KOCHI: Imagine receiving a message on your phone asking you to delay your visit to Sabarimala by a few hours because the hill shrine is already crowded. Or walking up to a counter, scanning a QR code, and collecting ‘aravana’ without waiting in a serpentine queue. The Travancore Devaswom Board (TDB) is on a mission to turn this into reality.
A high-powered Project Management Unit (PMU), headed by retired IAS officer Dr Santhosh Babu, has begun work on what is being described as the biggest digital transformation in the history of the TDB, which manages around 1,250 temples besides schools, colleges, cultural institutions, and commercial ventures. “Our task is to eliminate the pain points for devotees and make every service seamless,” Santhosh told TNIE.
“Everything will come under a single platform built on a microservices architecture. Accommodation booking, offerings, billing, inventory, purchases, finance — everything,” he said.
The immediate focus is Sabarimala, where nearly one lakh devotees visit daily during the peak pilgrimage season. “Today, devotees often begin their journey six to eight hours early, even though they may need only two hours to reach the shrine. That creates unnecessary bottlenecks,” he said.
“We are looking at managing the movement of pilgrims from the time they leave their homes. We can send advisories asking them to start later so that traffic gets distributed more evenly,” he said.
The PMU is also planning QR code-based offerings. “Instead of standing in queues for ‘naivedyam’ bills, devotees should be able to pay online and simply collect the offering by showing a QR code. At the same time, we must cater to everyone — those using cash, UPI, or digital payments,” he said. One of the ideas under consideration is automated dispensing of offerings.
Automation project monitored by HC
“We are thinking of providing ‘naivedyam’ through systems similar to automated vending machines,” Santhosh said, pointing to the time-consuming process of distributing aravana to lakhs of pilgrims.
His larger ambition goes beyond digital payments. “My dream is to provide an experience similar to Digi Yatra. Why can’t devotees have the same kind of seamless movement at Sabarimala? That will come in the next stage,” he said.
The transformation, however, extends far beyond pilgrim services. The PMU will digitise inventory management, procurement, accounts, human resources, temple administration, leases, legal records, and asset management across the TDB.
“Inventory management is a huge task — purchase of jaggery, ghee, and every other item. Everything has to come onto the platform.

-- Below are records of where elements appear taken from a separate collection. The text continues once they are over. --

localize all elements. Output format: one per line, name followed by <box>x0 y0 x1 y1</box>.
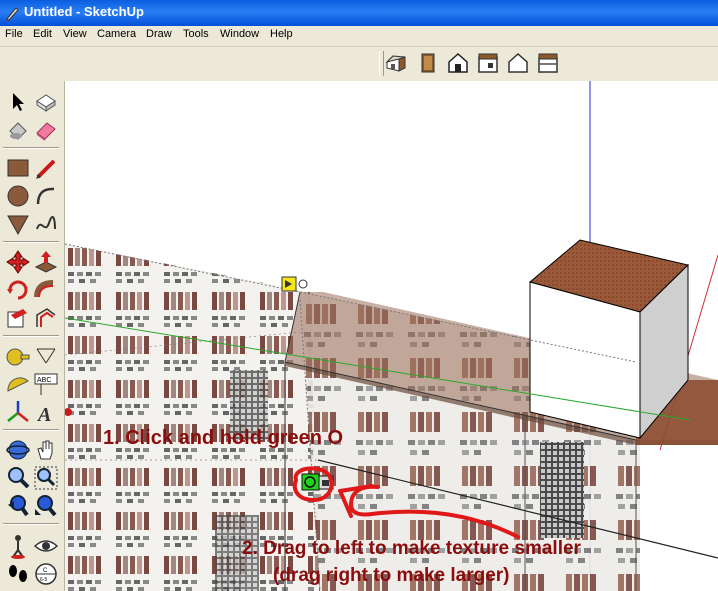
menu-draw[interactable]: Draw <box>146 28 172 40</box>
modeling-viewport[interactable]: 1. Click and hold green O 2. Drag to lef… <box>65 81 718 591</box>
zoom-extents-tool-icon[interactable] <box>33 493 59 519</box>
svg-text:6-5: 6-5 <box>40 577 47 583</box>
menu-window[interactable]: Window <box>220 28 259 40</box>
left-view-icon[interactable] <box>536 51 560 75</box>
menu-help[interactable]: Help <box>270 28 293 40</box>
freehand-tool-icon[interactable] <box>33 211 59 237</box>
circle-tool-icon[interactable] <box>5 183 31 209</box>
walk-tool-icon[interactable] <box>5 561 31 587</box>
annotation-step2b: (drag right to make larger) <box>273 565 510 586</box>
select-tool-icon[interactable] <box>5 89 31 115</box>
component-tool-icon[interactable] <box>33 89 59 115</box>
rotate-tool-icon[interactable] <box>5 277 31 303</box>
3d-text-tool-icon[interactable]: A <box>33 399 59 425</box>
menu-bar: File Edit View Camera Draw Tools Window … <box>0 26 718 47</box>
arc-tool-icon[interactable] <box>33 183 59 209</box>
push-pull-tool-icon[interactable] <box>33 249 59 275</box>
window-title: Untitled - SketchUp <box>24 4 144 19</box>
back-view-icon[interactable] <box>506 51 530 75</box>
move-tool-icon[interactable] <box>5 249 31 275</box>
top-view-icon[interactable] <box>416 51 440 75</box>
section-plane-tool-icon[interactable]: C 6-5 <box>33 561 59 587</box>
eraser-tool-icon[interactable] <box>33 117 59 143</box>
svg-text:ABC: ABC <box>37 377 51 384</box>
protractor-tool-icon[interactable] <box>5 371 31 397</box>
tape-measure-tool-icon[interactable] <box>5 343 31 369</box>
dimension-tool-icon[interactable] <box>33 343 59 369</box>
toolbar-area <box>0 47 718 81</box>
svg-text:C: C <box>43 568 48 574</box>
annotation-step2: 2. Drag to left to make texture smaller <box>242 538 581 559</box>
pan-tool-icon[interactable] <box>33 437 59 463</box>
zoom-window-tool-icon[interactable] <box>33 465 59 491</box>
views-toolbar <box>377 48 567 79</box>
zoom-tool-icon[interactable] <box>5 465 31 491</box>
tool-palette: ABC A C 6-5 <box>0 81 65 591</box>
orbit-tool-icon[interactable] <box>5 437 31 463</box>
look-around-tool-icon[interactable] <box>33 533 59 559</box>
svg-text:A: A <box>36 404 51 425</box>
offset-tool-icon[interactable] <box>33 305 59 331</box>
scene-canvas[interactable] <box>65 81 718 591</box>
menu-tools[interactable]: Tools <box>183 28 209 40</box>
iso-view-icon[interactable] <box>384 51 408 75</box>
axes-tool-icon[interactable] <box>5 399 31 425</box>
menu-view[interactable]: View <box>63 28 87 40</box>
menu-camera[interactable]: Camera <box>97 28 136 40</box>
text-tool-icon[interactable]: ABC <box>33 371 59 397</box>
position-camera-tool-icon[interactable] <box>5 533 31 559</box>
front-view-icon[interactable] <box>446 51 470 75</box>
scale-tool-icon[interactable] <box>5 305 31 331</box>
paint-bucket-tool-icon[interactable] <box>5 117 31 143</box>
pencil-line-tool-icon[interactable] <box>33 155 59 181</box>
previous-view-tool-icon[interactable] <box>5 493 31 519</box>
menu-file[interactable]: File <box>5 28 23 40</box>
right-view-icon[interactable] <box>476 51 500 75</box>
title-bar: Untitled - SketchUp <box>0 0 718 26</box>
polygon-tool-icon[interactable] <box>5 211 31 237</box>
menu-edit[interactable]: Edit <box>33 28 52 40</box>
follow-me-tool-icon[interactable] <box>33 277 59 303</box>
rectangle-tool-icon[interactable] <box>5 155 31 181</box>
yellow-texture-pin <box>281 276 308 292</box>
sketchup-app-icon <box>6 7 19 21</box>
annotation-step1: 1. Click and hold green O <box>103 427 344 449</box>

Automation will bring accountability and reduce corruption opportunities significantly,” he said.
Stating that technology is not the biggest challenge, Santhosh said: “Software development is the easiest part. Domain collection is the hardest. We are conducting workshops with domain experts because every temple has different practices. We have to simplify and standardise wherever possible,” he said.
“The real challenge is changing decades-old systems. Frankly, not everyone welcomes automation,” he said. The Kerala High Court, which ordered the setting up of the PMU, is directly monitoring the project. According to its last month’s order, the programme will be implemented over 24 months, with an estimated first-year outlay of Rs 33.25 crore and an overall project cost capped at Rs 70 crore.
The platform will feature cloud-native architecture, real-time dashboards, immutable audit trails, and role-based access controls to improve transparency and governance.
Santhosh credited TDB president K Jayakumar for backing the initiative. “The devaswom board chief is thinking in a visionary manner. He is providing all the support and material needed for the project,” he said.The team hopes to roll out several Sabarimala-specific improvements before this pilgrimage season, while the complete enterprise-wide transformation is targeted for completion within two years.